ストックホルム・シンドローム
「りんごを切ったんだ。僕が食べさせてあげるよ」
皿の上に盛ったりんごの切れ端を掴み、沙奈の口の中へと運ぶ。
沙奈の唇が時たま僕の指先に触れて、温かさを感じずにはいられなかった。
…沙奈の唾がついた指先を、少しだけ、舐めてみる。
…どんな高級な食べ物よりも美味しい、沙奈の味がした。
「…美味しい?」
「…うん」
「そう。沙奈はりんごが好きなんだ。
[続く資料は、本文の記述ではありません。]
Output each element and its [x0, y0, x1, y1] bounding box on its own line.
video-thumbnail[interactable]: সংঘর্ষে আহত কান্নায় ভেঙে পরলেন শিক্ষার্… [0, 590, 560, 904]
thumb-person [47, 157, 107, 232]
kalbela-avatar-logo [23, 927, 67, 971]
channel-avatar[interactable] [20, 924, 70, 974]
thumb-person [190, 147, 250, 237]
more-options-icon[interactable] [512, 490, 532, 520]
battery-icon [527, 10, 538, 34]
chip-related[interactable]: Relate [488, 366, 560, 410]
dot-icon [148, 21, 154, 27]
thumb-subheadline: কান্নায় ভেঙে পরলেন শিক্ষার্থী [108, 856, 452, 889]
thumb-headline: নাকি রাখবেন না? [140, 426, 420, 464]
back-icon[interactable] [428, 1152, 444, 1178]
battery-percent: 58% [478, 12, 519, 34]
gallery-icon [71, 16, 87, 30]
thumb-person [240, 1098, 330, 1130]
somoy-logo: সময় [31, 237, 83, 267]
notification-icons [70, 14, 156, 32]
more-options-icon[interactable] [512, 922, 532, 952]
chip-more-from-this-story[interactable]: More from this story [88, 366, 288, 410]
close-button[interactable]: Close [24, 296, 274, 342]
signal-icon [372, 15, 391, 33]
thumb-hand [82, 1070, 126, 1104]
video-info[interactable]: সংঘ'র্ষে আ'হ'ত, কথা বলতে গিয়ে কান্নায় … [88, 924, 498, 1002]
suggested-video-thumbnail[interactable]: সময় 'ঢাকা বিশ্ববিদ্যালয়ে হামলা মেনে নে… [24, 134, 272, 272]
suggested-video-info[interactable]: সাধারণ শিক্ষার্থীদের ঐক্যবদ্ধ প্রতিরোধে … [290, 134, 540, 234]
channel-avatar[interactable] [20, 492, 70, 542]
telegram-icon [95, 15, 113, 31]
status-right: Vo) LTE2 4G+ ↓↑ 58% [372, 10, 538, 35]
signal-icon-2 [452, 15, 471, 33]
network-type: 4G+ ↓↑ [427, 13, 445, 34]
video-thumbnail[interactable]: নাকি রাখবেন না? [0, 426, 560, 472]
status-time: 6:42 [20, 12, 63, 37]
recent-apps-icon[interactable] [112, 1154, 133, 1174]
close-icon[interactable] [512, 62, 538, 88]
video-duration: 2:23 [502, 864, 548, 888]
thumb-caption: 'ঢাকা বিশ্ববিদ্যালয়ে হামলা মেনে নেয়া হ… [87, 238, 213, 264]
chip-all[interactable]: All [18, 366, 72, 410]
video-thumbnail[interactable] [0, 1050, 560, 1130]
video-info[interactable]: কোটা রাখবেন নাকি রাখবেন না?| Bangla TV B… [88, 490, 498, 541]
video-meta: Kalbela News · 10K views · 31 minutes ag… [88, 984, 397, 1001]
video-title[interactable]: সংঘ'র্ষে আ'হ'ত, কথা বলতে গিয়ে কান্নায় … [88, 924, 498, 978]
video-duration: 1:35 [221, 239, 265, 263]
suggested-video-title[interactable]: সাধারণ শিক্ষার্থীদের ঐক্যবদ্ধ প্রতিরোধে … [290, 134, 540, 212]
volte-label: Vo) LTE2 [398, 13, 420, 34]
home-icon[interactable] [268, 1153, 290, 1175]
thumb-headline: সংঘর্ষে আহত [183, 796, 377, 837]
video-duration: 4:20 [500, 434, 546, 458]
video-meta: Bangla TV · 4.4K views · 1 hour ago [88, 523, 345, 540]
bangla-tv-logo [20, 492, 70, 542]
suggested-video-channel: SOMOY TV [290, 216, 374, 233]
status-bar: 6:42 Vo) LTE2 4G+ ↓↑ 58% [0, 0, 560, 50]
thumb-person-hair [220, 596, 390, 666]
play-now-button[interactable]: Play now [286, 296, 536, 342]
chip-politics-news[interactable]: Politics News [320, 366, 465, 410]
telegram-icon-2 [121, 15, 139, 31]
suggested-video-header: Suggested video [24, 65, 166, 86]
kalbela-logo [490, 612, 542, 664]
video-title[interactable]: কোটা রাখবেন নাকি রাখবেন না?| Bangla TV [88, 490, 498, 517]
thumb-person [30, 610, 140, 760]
僕も大好きなんだよ」
沙奈の口元が、ぎこちなく、ほんの少しだけ、弓なりに弧を描く。
「…大好きだよ。沙奈も」
抱き締めると感じる沙奈の鼓動は、日を追うにつれ、速くなる。
それは僕の鼓動と共鳴し、心地の良いリズムを刻んでいった。
…ゆるやかに流れていく沙奈との時間が、僕にとっては最愛の時なのだから。
沙奈にキスをし、舌を絡ませる――。
幸せな日々が、続いた。
けれどある日。
沙奈が言った。
「…あなたは、
どうして私を監禁したの?」と。